Pour qu’un film se qualifie comme étant canadien, celui-ci doit avoir une durée minimale de 75 minutes. Au moins un producteur et deux tiers de l’équipe créative principale doivent être canadiens. Et au moins 75 % des services de la production et de la post-production doivent être complétés au Canada. L’approche des abris fiscaux fait écho aux conclusions du rapport Tompkins, émis par le secrétaire d’État en 1976. Étant donné que le contrôle américain sur le marché du cinéma canadien fait en sorte qu’il est pratiquement impossible de rentabiliser les films canadiens au pays, l’industrie cinématographique canadienne doit mettre l’accent sur la production de produits commerciaux, en vue de les exporter. (voir aussi : Histoire du cinéma canadien : 1939 à 1973)
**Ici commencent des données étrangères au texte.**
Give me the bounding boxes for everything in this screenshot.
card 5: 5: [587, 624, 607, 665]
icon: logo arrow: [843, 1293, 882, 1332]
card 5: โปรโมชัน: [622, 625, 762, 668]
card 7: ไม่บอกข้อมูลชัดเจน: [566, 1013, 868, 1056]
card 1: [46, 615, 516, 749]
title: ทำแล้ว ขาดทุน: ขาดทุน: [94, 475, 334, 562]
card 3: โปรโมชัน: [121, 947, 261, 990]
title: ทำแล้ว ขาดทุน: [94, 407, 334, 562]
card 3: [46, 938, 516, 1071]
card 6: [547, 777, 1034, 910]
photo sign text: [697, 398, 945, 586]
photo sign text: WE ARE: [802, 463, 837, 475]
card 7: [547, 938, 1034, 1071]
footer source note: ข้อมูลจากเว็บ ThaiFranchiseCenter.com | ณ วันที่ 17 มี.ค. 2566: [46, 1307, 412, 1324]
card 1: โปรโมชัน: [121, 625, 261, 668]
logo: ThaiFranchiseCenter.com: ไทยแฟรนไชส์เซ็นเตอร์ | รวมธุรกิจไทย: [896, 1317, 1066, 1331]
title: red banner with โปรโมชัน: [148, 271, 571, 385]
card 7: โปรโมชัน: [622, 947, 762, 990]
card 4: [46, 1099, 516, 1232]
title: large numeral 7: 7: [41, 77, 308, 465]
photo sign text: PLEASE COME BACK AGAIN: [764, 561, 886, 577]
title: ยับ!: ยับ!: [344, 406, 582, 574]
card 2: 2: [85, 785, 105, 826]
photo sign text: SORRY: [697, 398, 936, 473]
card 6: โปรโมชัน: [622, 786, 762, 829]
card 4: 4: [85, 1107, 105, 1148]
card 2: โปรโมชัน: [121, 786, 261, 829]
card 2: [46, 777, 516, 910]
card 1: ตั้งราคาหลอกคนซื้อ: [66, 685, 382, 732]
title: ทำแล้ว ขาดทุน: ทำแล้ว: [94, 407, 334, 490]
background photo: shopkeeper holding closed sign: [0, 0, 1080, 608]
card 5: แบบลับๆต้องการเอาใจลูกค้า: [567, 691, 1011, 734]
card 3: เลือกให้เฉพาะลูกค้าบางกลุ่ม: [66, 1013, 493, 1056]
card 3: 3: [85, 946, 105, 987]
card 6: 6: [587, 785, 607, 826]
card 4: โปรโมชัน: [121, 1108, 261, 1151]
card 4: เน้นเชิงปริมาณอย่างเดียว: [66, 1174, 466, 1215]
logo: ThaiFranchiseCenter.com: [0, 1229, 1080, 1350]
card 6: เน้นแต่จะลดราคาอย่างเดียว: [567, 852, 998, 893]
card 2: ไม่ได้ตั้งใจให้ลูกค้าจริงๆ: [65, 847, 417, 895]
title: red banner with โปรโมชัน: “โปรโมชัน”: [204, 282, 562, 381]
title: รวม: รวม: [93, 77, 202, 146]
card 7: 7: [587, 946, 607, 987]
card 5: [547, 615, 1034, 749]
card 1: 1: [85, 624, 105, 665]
Une nouvelle agressivité s’installe au sein de l’industrie. Les priorités changent, on délaisse les films culturels à petit budget pour se tourner vers les projets commerciaux à gros budget. Ce changement de politique est réexaminé suite à la critique cinglante de Robert Fulford (sous le pseudonyme Marshall Delaney) dans le magazine Saturday Night du mois de septembre 1974, du film d’horreur de David Cronenberg Shivers financé par le SDICC. La critique, intitulée « You Should Know How Bad This Film Is. After All, You Paid For It » (vous avez le droit de savoir à quel point ce film est mauvais. Après tout, vous l’avez financé.), déclare : « Si l’utilisation des fonds publics pour produire de tels films est la seule manière dont le Canada anglais peut avoir une industrie cinématographique, alors peut-être que le Canada anglais devrait s’en abstenir. » Un débat furieux est déclenché à la Chambre des communes concernant l’utilisation de fonds publics pour financer l’industrie cinématographique.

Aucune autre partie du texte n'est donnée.